I am having trouble finding the nth term of a sequence. I understand how to find the second difference but the rule with A confuses me.

Question

There are $6$ terms listed from term $1$ to term $6$ as:

$1,3,6,10,15,21$

from this came the first difference:

$2,3,4,5,6$

and the second difference is:

$1,1,1,1$

Does this change anything with the nth term equation?

Answer 1

You can list the terms as follows: $a_{0} = 0, a_{1} = 1, a_{2} = 3, a_{3} = 6, a_{4} = 10, a_{5} = 15, a_{6} = 21, \cdots.$

You have correctly noted that $a_{n} - a_{n -1} = n$.

You can rewrite that as $\boxed{a_{n} = n + a_{n-1}}$.

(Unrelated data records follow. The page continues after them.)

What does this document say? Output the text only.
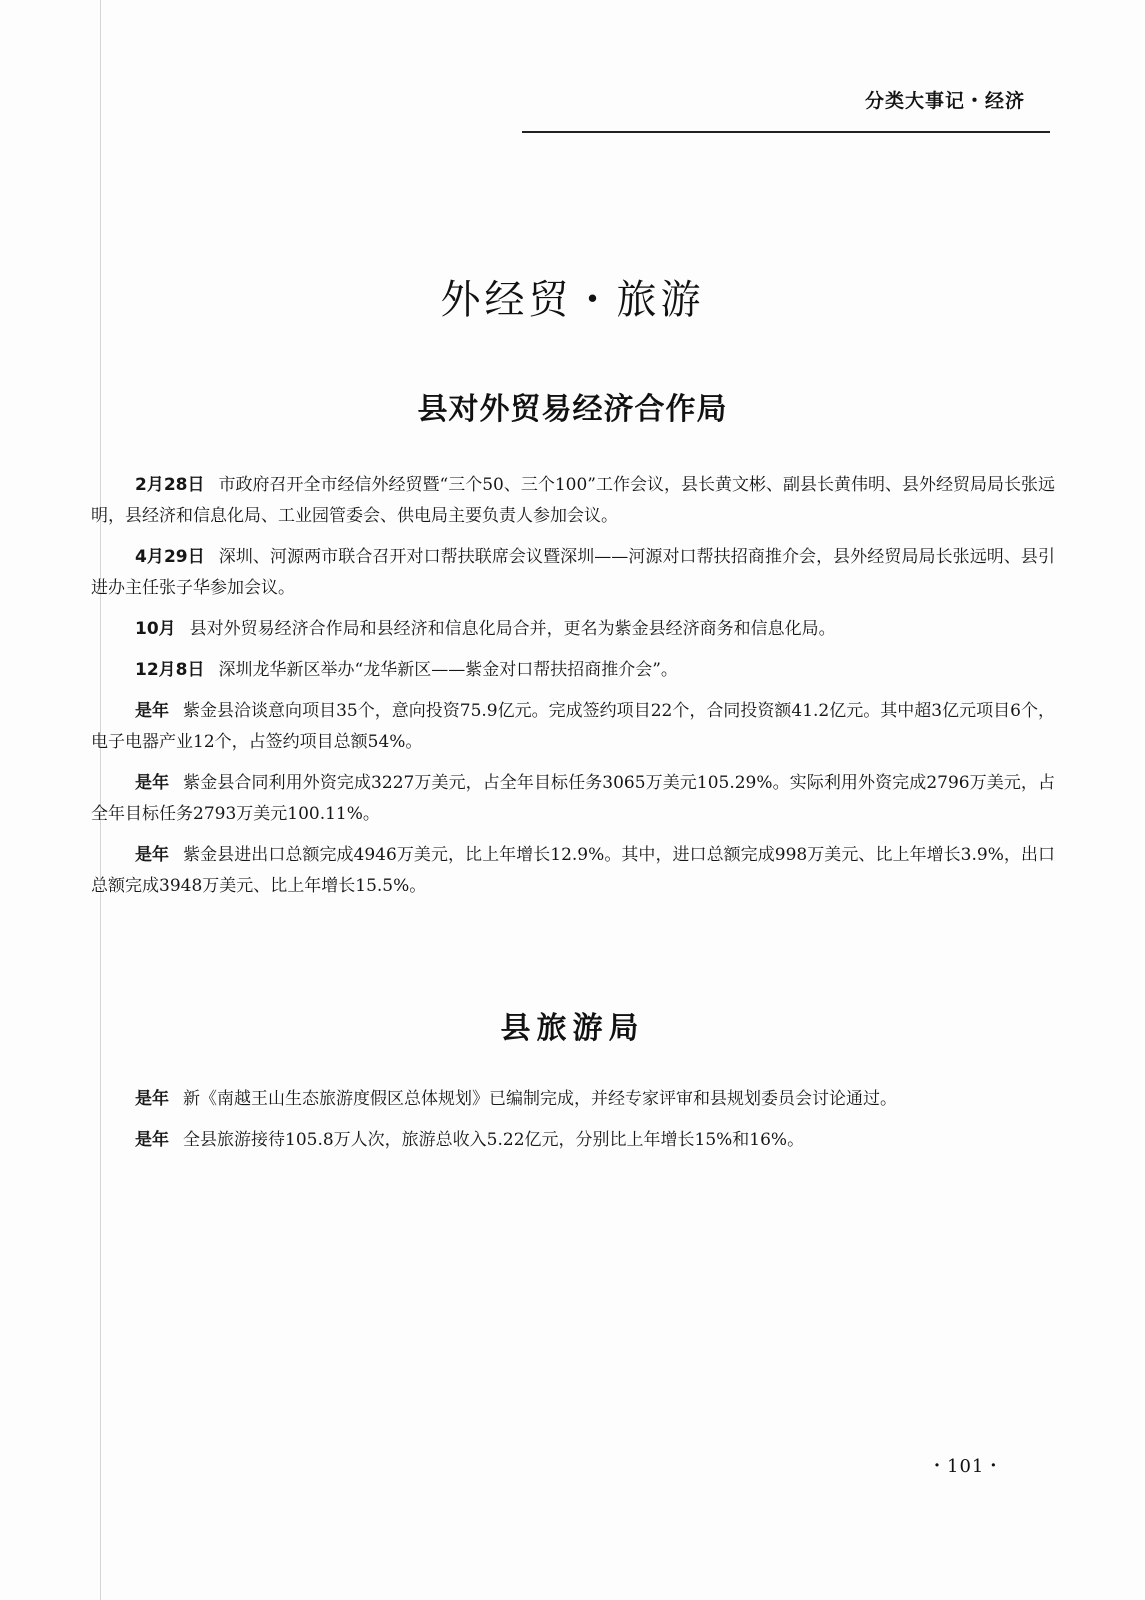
分类大事记・经济
外经贸・旅游
县对外贸易经济合作局

2月28日 市政府召开全市经信外经贸暨“三个50、三个100”工作会议，县长黄文彬、副县长黄伟明、县外经贸局局长张远明，县经济和信息化局、工业园管委会、供电局主要负责人参加会议。

4月29日 深圳、河源两市联合召开对口帮扶联席会议暨深圳——河源对口帮扶招商推介会，县外经贸局局长张远明、县引进办主任张子华参加会议。

10月 县对外贸易经济合作局和县经济和信息化局合并，更名为紫金县经济商务和信息化局。

12月8日 深圳龙华新区举办“龙华新区——紫金对口帮扶招商推介会”。

是年 紫金县洽谈意向项目35个，意向投资75.9亿元。完成签约项目22个，合同投资额41.2亿元。其中超3亿元项目6个，电子电器产业12个，占签约项目总额54%。

是年 紫金县合同利用外资完成3227万美元，占全年目标任务3065万美元105.29%。实际利用外资完成2796万美元，占全年目标任务2793万美元100.11%。

是年 紫金县进出口总额完成4946万美元，比上年增长12.9%。其中，进口总额完成998万美元、比上年增长3.9%，出口总额完成3948万美元、比上年增长15.5%。

县旅游局

是年 新《南越王山生态旅游度假区总体规划》已编制完成，并经专家评审和县规划委员会讨论通过。

是年 全县旅游接待105.8万人次，旅游总收入5.22亿元，分别比上年增长15%和16%。

・101・
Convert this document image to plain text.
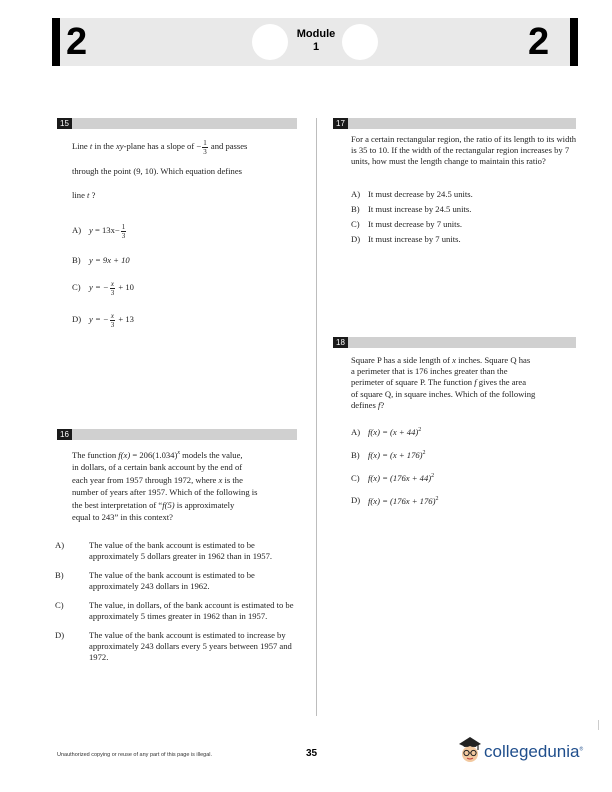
2	2
Module
1
15
Line t in the xy-plane has a slope of − $\frac{1}{3}$ and passes
through the point (9, 10). Which equation defines
line t ?
A) $y = 13x- \frac{1}{3}$
B) y = 9x + 10
C) y = − $\frac{x}{3} + 10$
D) y = − $\frac{x}{3} + 13$
16
The function $f(x) = 206(1.034)^x$ models the value,
in dollars, of a certain bank account by the end of
each year from 1957 through 1972, where x is the
number of years after 1957. Which of the following is
the best interpretation of “f(5) is approximately
equal to 243” in this context?
A)	The value of the bank account is estimated to be approximately 5 dollars greater in 1962 than in 1957.
B)	The value of the bank account is estimated to be approximately 243 dollars in 1962.
C)	The value, in dollars, of the bank account is estimated to be approximately 5 times greater in 1962 than in 1957.
D)	The value of the bank account is estimated to increase by approximately 243 dollars every 5 years between 1957 and 1972.
17
For a certain rectangular region, the ratio of its length to its width is 35 to 10. If the width of the rectangular region increases by 7 units, how must the length change to maintain this ratio?
A) It must decrease by 24.5 units.
B) It must increase by 24.5 units.
C) It must decrease by 7 units.
D) It must increase by 7 units.
18
Square P has a side length of x inches. Square Q has
a perimeter that is 176 inches greater than the
perimeter of square P. The function f gives the area
of square Q, in square inches. Which of the following
defines f?
A) $f(x) = (x + 44)^2$
B) $f(x) = (x + 176)^2$
C) $f(x) = (176x + 44)^2$
D) $f(x) = (176x + 176)^2$
Unauthorized copying or reuse of any part of this page is illegal.	35	collegedunia®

Now, in the above recurrence formula, you can replace $a_{n-1}$ with $n -1 + a_{n-2}$ to get $\boxed{a_{n} = n + (n -1) + a_{n-2}}$. If you keep doing this, you will get $\boxed{a_{n} = \sum_{k =1}^{n} k + a_{0} = \frac{n (n +1)}{2}}$.

Answer 2

If you start the sequence instead at $n=0$, the resulting difference table is: \begin{matrix} \color{red}{0} &1 &3 &6 &10 &15 &21 \\ \color{blue}{1} &2 &3 &4 &5 &6 \\ \color{orange}{1} &1 &1 &1 &1 \end{matrix} You can read off the formula from the leftmost column, yielding $$\color{red}{0}\binom{n}{0} + \color{blue}{1}\binom{n}{1} + \color{orange}{1}\binom{n}{2} = 0 + n + \frac{n(n-1)}{2} = \frac{n(n+1)}{2}$$